Parliament should initiate impeachment proceedings against the unethically corrupt judges, corrupt politicians, bureaucrats, army personnel and businessmen and their families

“A judiciary loses its value and service to the community if there is no public confidence in its decision making.”It is maddening to think that we are at such a pass. But now people’s mind is made up: they openly say impeach them all. Parliament should play a vital role in that. They should pass a resolution against unethical, corrupt judges, and impeach them, duly endorsed and signed by the Senate. There may be a hindrance if parliament votes to impeach judges with controversial judgements, the Supreme Judicial Council would never vote to convict and remove them. This is the “failed impeachment” theory.

But there is no such thing as a failed impeachment. An impeachment exists separately from removal. Impeachment is akin to an indictment with the trial, which could convict and remove, taking place in parliament or Senate. Though parliament and Senate have never voted to convict but that doesn’t mean it can’t be done. It is not a mission impossible, it can be done if parliament and Senate are sincere, and I am sure we have many sincere parliamentarians just like we have many sincere judges and other personnel holding government offices.

So an impeachment vote in parliament and Senate, to this point, has been the strongest rebuke Pakistan is willing to give a judge, a politician or a parliamentarian. And once a judge is impeached, the judiciary will start delivering justice not favours. It is a chastisement unto itself. It is the people’s house making a stand for its people. Once judges start delivering justice, process of development will automatically start.

An impeachment would be promising and may increase public support to impeach unethical judges besides people like Zardari, Sharif and other such politicians. It would also be better that they and their families be restricted to hold any public office for life time. People are tired of all the fear and trepidation. They are sick at the extent and pervasiveness of dishonesty and misdirection by both these individuals in the highest office of the land. But,will that sickness give birth to action? Not if the last two decades are our guide. People are afraid of judges and these two politicians; it seems as if they not inadvertently but deliberately helped each other to increase the chances of re-election with their musical chairs game of power.But this is not 1990s. Until 1996, CNN was the only cable news network. Facebook, Twitter and Instagram didn’t exist. Google wasn’t founded until 1998. Cellphones were in their infancy, and a few people had them. Now it’s all open, people get the news before it happens. I’m afraid of lawlessness and the horrible precedent it would set if judges don’t deliver, if they don’t stand for justice instead of favours.

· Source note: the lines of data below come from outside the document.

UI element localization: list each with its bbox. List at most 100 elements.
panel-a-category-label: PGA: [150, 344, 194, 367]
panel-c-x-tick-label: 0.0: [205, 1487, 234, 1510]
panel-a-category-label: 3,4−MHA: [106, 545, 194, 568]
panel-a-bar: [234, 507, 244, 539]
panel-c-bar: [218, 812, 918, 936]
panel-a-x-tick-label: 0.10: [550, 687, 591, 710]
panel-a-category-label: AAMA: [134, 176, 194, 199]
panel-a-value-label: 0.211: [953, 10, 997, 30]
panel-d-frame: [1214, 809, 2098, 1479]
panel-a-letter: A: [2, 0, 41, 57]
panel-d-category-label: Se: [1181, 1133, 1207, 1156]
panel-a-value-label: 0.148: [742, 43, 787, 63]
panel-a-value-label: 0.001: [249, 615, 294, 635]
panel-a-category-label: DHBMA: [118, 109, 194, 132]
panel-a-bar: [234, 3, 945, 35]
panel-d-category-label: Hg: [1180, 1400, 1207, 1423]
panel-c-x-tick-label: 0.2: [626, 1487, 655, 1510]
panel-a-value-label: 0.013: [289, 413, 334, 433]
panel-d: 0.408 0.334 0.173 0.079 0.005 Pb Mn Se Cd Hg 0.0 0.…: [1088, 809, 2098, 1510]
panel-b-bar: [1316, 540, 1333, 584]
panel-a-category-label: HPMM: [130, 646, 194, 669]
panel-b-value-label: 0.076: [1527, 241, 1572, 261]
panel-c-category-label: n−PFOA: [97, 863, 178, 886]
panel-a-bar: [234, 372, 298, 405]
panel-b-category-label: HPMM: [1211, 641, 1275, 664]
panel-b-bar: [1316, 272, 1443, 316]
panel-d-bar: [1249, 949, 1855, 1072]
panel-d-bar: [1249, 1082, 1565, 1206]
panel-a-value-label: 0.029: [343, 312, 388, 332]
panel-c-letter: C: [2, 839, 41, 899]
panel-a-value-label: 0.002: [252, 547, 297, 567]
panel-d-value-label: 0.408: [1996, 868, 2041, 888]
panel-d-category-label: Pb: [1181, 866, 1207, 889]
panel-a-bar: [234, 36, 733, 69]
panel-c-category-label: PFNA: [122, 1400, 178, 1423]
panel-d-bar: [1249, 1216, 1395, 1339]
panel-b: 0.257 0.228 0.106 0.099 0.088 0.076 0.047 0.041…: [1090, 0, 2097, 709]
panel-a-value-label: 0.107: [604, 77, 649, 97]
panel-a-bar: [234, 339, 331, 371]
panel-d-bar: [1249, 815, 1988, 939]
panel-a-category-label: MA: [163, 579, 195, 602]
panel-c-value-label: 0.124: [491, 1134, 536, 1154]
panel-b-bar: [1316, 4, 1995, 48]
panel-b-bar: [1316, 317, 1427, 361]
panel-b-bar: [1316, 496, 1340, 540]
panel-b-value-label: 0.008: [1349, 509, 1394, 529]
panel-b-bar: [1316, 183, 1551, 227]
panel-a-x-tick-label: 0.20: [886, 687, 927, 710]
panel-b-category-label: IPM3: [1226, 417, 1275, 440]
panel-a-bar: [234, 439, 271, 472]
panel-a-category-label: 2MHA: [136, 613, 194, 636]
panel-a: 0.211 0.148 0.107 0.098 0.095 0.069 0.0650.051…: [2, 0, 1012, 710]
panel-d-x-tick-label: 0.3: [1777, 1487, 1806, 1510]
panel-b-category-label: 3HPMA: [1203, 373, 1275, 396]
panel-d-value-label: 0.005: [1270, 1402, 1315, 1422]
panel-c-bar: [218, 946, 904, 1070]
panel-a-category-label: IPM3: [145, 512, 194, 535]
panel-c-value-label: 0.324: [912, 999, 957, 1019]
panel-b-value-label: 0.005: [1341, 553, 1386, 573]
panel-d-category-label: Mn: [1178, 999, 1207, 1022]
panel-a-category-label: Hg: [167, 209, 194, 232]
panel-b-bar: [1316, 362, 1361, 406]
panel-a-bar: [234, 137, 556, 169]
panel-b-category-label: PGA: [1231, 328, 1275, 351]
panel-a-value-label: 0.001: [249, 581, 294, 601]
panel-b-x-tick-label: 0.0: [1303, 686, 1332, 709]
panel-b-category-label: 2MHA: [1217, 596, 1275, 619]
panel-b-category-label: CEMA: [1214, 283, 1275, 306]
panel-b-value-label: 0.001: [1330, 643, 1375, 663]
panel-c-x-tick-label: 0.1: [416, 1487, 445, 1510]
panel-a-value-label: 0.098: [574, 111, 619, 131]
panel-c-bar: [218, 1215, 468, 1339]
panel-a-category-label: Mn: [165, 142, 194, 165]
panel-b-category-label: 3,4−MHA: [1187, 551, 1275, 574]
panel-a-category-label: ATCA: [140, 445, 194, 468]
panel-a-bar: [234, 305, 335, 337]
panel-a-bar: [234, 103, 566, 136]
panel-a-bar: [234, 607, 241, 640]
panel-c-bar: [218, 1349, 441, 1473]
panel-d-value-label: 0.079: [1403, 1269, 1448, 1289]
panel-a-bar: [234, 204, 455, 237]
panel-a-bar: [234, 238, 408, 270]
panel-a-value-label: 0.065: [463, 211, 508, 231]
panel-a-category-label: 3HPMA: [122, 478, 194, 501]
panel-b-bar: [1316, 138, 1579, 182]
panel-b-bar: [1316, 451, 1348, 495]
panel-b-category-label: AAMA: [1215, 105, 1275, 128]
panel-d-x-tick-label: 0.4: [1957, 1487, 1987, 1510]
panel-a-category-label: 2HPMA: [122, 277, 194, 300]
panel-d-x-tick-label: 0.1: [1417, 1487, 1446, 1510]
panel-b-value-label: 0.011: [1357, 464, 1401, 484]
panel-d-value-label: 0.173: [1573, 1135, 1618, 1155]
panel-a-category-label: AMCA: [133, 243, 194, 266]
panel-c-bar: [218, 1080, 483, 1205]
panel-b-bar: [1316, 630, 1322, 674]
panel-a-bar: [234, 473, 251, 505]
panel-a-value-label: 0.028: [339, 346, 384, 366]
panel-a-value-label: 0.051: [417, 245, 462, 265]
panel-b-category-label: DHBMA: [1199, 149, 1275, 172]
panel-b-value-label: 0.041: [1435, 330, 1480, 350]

Parliament should initiate impeachment proceedings against the unethicallycorrupt judges, politicians, bureaucrats, army personnel and businessmen and their families.

To ignore a judge’s repeated efforts to obstruct an investigation into the corruption of known politicians, his disloyal behaviour would inflict great and lasting damage on the country, and it would suggest that both the current and the future head of the state would be free to abuse their power in similar ways. Such inaction enshrines the idea that the head of the state is above the law. “Just as politicians ought not to be judges, so too judges ought not to be politicians.”Thomas Paine wrote in 1776: “In absolute governments the king is the law, in free countries the law ought to be king; and there ought to be no other.”

Who will we let be the king in this country: judges, politicians or the law?